Discussion showing that far too many McHenry County Board members don’t understand the property tax system ended with nineteen County Board members, including many who campaigned
Taxes will be increased $80,000.against increasing real estate taxes, voting to increase next year’s tax bill.
Ironically, County Chairman and State Representative Jack Franks also campaigned on cutting property taxes by 10%.
And now, the first tax ordinance he will sign will raise county real estate taxes.

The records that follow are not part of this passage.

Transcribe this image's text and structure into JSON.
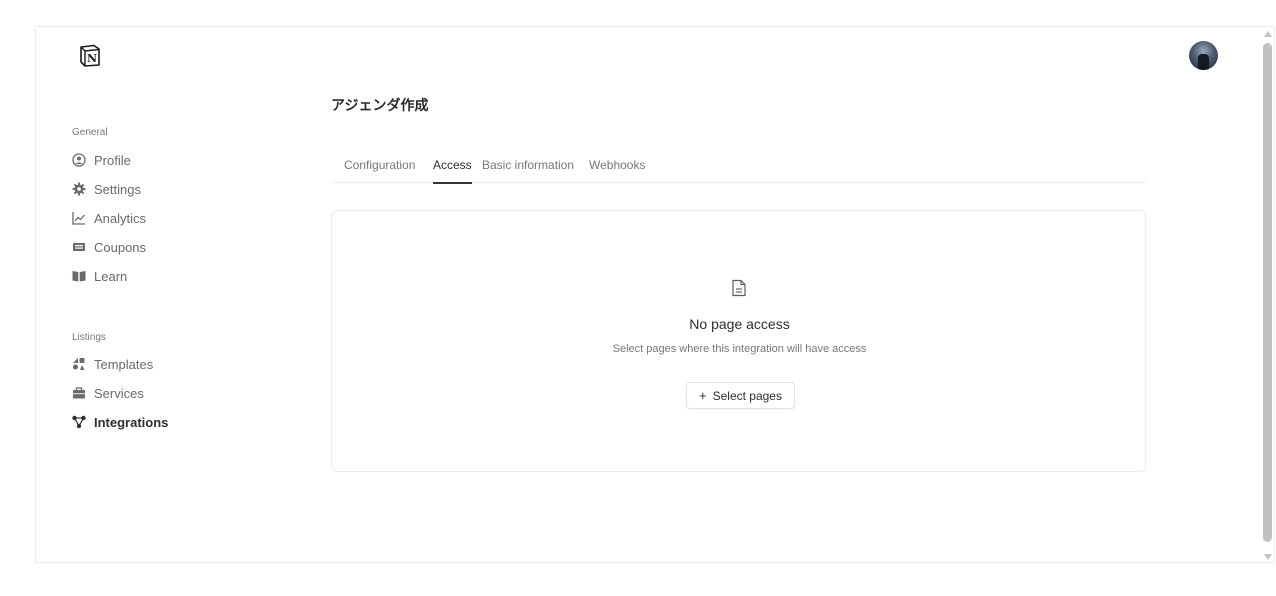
{
  "brand": {
    "logo_letter": "N"
  },
  "sidebar": {
    "general_label": "General",
    "general_items": [
      {
        "label": "Profile",
        "icon": "person-circle-icon"
      },
      {
        "label": "Settings",
        "icon": "gear-icon"
      },
      {
        "label": "Analytics",
        "icon": "line-chart-icon"
      },
      {
        "label": "Coupons",
        "icon": "ticket-icon"
      },
      {
        "label": "Learn",
        "icon": "book-icon"
      }
    ],
    "listings_label": "Listings",
    "listings_items": [
      {
        "label": "Templates",
        "icon": "shapes-icon"
      },
      {
        "label": "Services",
        "icon": "briefcase-icon"
      },
      {
        "label": "Integrations",
        "icon": "nodes-icon",
        "active": true
      }
    ]
  },
  "main": {
    "title": "アジェンダ作成",
    "tabs": [
      {
        "label": "Configuration"
      },
      {
        "label": "Access",
        "active": true
      },
      {
        "label": "Basic information"
      },
      {
        "label": "Webhooks"
      }
    ],
    "empty_state": {
      "icon": "document-icon",
      "title": "No page access",
      "subtitle": "Select pages where this integration will have access",
      "button_label": "Select pages",
      "button_icon": "plus-icon"
    }
  },
  "colors": {
    "text": "#37352f",
    "muted": "#787774",
    "border": "#ececea"
  }
}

Not much, but it is a tax increase.
The vote was 19-4 with the following voting for the tax increase:
- Michele Aavang
- Kay Bates
- Chris Christensen
- Joe Gottemoller
- John Hammerand
- Jim Heisler
- John Jung
- Jim Kearns
- Donna Kurtz
- Mary McCann
- Bob Nowak
- Michael Rein
- John Reinert
- Mike Skala
- Larry Smith
- Mike Walkup
- Tom Wilbeck
- Chuck Wheeler
- Paula Yensen
Those voting against the tax hike ordinance were
- Yvonne Barnes
- Andrew Gasser
- Jeff Thorsen
- Crain Wilcox
Board members couldn’t agree on whether the ordinance was a tax increase or not.
Some thought–completely incorrectly–that new construction in Algonquin Township would not be taxed at all, if the ordinance were not approved.
Craig Wilcox nailed that misperception:
“This is not a benefit to Algonquin Township.
“It benefits every county taxpayer.
“It [the $80,000 not taxed] would be spread across all taxpayers.”
Jeff Thorsen put it this way:
“Put it back in the taxpayers’ pockets.
“I understand, if we don’t pass it, we lose it forever.”
Yvonne Barnes pointed out,
“We have no idea how we’re giong to spend this.
“It goes against everything [the taxpayers want].”
Wilcox also attempted to attach an amendment that would abate $2,820,000 to the tax hike ordinance.
The Assistant State’s Attorney worried that its consideration would violate the Open Meetings Act.
Franks pointed out that such an abatement could be passed in the new year, that to consider it at this meeting would bring liability to county government.
Then, Joe Gottemoller moved that the idea be sent to the Finance & Audit Committee.
That motion passed.
Before it was sent to committee, Wilcox asked,
“What guarantee does this County Board have that it will pass the Finance Committee and return to the County Board vote for a vote?”
No answer was given, but Mike Skala, as Chairman of the Finance Committee, argued on November 15th that money be included in the budget that increased from $76 to $79 million.